Was ist die Rolle des Gehirns bei der Immunantwort
Die verborgene Allianz zwischen Nervensystem und Abwehrkräften
“Das Gehirn ist nicht nur der Sitz des Denkens, sondern auch der stille Dirigent unserer Immunmelodie.”
– Ersan Karavelioğlu
Kommunikation zwischen Gehirn und Immunsystem
Lange Zeit galt das Gehirn als von der Immunabwehr getrennt.
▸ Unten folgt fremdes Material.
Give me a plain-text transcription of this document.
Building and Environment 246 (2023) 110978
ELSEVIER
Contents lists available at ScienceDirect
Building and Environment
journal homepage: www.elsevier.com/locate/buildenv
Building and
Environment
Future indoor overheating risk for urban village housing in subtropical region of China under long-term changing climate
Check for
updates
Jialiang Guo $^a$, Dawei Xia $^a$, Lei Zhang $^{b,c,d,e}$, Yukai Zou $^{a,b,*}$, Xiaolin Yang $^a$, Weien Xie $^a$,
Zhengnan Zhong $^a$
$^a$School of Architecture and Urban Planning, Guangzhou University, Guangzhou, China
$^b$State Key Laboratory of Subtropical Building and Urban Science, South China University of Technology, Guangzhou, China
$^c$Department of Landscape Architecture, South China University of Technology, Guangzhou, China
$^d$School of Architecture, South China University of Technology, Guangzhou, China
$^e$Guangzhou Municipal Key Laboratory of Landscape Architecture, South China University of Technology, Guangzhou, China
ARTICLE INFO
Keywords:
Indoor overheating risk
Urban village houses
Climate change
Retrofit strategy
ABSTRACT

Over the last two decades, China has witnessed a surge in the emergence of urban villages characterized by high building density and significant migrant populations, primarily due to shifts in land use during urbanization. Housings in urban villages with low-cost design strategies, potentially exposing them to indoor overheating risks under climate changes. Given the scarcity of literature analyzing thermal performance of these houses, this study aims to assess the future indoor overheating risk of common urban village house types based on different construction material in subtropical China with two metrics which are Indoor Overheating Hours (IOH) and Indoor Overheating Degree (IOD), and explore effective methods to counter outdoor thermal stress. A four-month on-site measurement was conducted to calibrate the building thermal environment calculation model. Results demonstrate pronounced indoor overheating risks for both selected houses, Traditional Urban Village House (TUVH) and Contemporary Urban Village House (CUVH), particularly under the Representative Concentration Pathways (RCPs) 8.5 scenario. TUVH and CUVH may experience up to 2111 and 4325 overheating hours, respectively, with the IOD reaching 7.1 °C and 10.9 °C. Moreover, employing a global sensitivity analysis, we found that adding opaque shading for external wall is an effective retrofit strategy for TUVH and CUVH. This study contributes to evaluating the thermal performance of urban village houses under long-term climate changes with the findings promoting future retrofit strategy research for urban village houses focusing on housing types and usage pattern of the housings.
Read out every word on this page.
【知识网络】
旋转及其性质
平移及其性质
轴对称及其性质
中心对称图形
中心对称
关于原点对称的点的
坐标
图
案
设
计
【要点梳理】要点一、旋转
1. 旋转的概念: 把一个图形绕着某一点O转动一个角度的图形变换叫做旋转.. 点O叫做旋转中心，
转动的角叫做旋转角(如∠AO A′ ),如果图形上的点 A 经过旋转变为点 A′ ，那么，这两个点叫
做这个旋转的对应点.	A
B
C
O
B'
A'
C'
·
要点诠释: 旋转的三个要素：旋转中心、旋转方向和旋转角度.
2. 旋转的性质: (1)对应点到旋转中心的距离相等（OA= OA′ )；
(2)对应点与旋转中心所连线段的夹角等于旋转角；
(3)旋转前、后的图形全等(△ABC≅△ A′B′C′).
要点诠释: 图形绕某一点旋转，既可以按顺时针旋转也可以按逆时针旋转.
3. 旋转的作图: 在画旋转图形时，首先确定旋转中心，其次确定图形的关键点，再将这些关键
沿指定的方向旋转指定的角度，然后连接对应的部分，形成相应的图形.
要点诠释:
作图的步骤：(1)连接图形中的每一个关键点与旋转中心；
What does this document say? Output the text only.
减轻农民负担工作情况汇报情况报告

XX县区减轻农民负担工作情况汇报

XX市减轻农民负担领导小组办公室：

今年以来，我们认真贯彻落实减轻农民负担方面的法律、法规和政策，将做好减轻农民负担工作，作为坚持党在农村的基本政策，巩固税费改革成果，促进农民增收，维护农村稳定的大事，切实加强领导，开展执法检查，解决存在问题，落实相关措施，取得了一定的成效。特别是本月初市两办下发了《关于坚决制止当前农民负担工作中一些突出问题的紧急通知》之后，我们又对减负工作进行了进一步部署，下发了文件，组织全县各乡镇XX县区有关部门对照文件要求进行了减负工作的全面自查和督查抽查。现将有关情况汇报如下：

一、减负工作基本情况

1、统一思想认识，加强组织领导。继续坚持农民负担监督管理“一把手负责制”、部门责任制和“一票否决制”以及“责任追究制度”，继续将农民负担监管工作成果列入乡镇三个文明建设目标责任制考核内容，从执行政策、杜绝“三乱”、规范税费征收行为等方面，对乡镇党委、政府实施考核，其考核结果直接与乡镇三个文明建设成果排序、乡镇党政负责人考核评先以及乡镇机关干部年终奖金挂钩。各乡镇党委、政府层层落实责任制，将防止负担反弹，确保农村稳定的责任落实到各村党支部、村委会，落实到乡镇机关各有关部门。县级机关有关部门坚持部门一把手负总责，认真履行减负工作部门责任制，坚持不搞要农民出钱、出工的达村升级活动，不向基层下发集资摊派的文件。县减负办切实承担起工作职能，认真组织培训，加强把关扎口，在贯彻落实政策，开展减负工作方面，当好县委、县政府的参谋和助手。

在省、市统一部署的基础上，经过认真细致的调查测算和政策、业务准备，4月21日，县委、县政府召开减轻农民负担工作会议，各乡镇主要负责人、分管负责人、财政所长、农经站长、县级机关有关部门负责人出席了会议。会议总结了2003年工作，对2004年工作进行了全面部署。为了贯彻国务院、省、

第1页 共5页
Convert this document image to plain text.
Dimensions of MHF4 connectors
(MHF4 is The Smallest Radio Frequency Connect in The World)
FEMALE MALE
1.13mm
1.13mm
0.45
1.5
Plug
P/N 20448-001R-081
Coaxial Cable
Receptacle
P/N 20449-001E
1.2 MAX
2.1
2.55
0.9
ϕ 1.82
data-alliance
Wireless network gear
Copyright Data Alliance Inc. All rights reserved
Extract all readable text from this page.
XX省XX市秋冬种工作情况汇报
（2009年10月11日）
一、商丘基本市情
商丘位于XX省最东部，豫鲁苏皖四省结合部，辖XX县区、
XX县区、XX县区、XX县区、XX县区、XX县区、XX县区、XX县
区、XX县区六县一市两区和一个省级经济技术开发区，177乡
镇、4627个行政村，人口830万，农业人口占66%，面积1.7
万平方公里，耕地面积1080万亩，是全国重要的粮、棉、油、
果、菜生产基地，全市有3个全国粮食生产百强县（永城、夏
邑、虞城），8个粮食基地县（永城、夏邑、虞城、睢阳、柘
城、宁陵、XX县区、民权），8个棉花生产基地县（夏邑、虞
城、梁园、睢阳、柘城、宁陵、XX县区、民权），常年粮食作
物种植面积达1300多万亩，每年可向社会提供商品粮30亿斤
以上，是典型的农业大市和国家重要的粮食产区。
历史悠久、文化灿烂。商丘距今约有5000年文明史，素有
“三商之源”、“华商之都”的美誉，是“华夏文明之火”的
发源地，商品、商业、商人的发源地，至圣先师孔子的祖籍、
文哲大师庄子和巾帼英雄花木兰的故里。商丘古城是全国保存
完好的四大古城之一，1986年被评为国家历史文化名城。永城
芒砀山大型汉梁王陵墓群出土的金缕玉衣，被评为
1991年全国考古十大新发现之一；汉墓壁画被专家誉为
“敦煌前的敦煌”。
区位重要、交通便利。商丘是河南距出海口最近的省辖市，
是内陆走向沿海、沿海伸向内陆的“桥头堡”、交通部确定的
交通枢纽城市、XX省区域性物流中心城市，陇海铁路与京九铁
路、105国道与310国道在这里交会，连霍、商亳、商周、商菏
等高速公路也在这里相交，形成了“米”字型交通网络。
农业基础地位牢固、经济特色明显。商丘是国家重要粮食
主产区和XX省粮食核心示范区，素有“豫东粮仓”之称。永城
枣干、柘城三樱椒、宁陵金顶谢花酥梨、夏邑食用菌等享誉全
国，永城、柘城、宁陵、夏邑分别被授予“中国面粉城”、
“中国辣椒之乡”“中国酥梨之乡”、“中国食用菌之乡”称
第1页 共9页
Heute weiß man: Nervensystem und Immunsystem sind eng verflochten.
Neurotransmitter und Zytokine: Signalmoleküle wie Noradrenalin oder Interleukine vermitteln Informationen in beide Richtungen.
Neuroinflammation: Aktivierte Mikrogliazellen im Gehirn reagieren wie Immunzellen und schützen vor Infektionen.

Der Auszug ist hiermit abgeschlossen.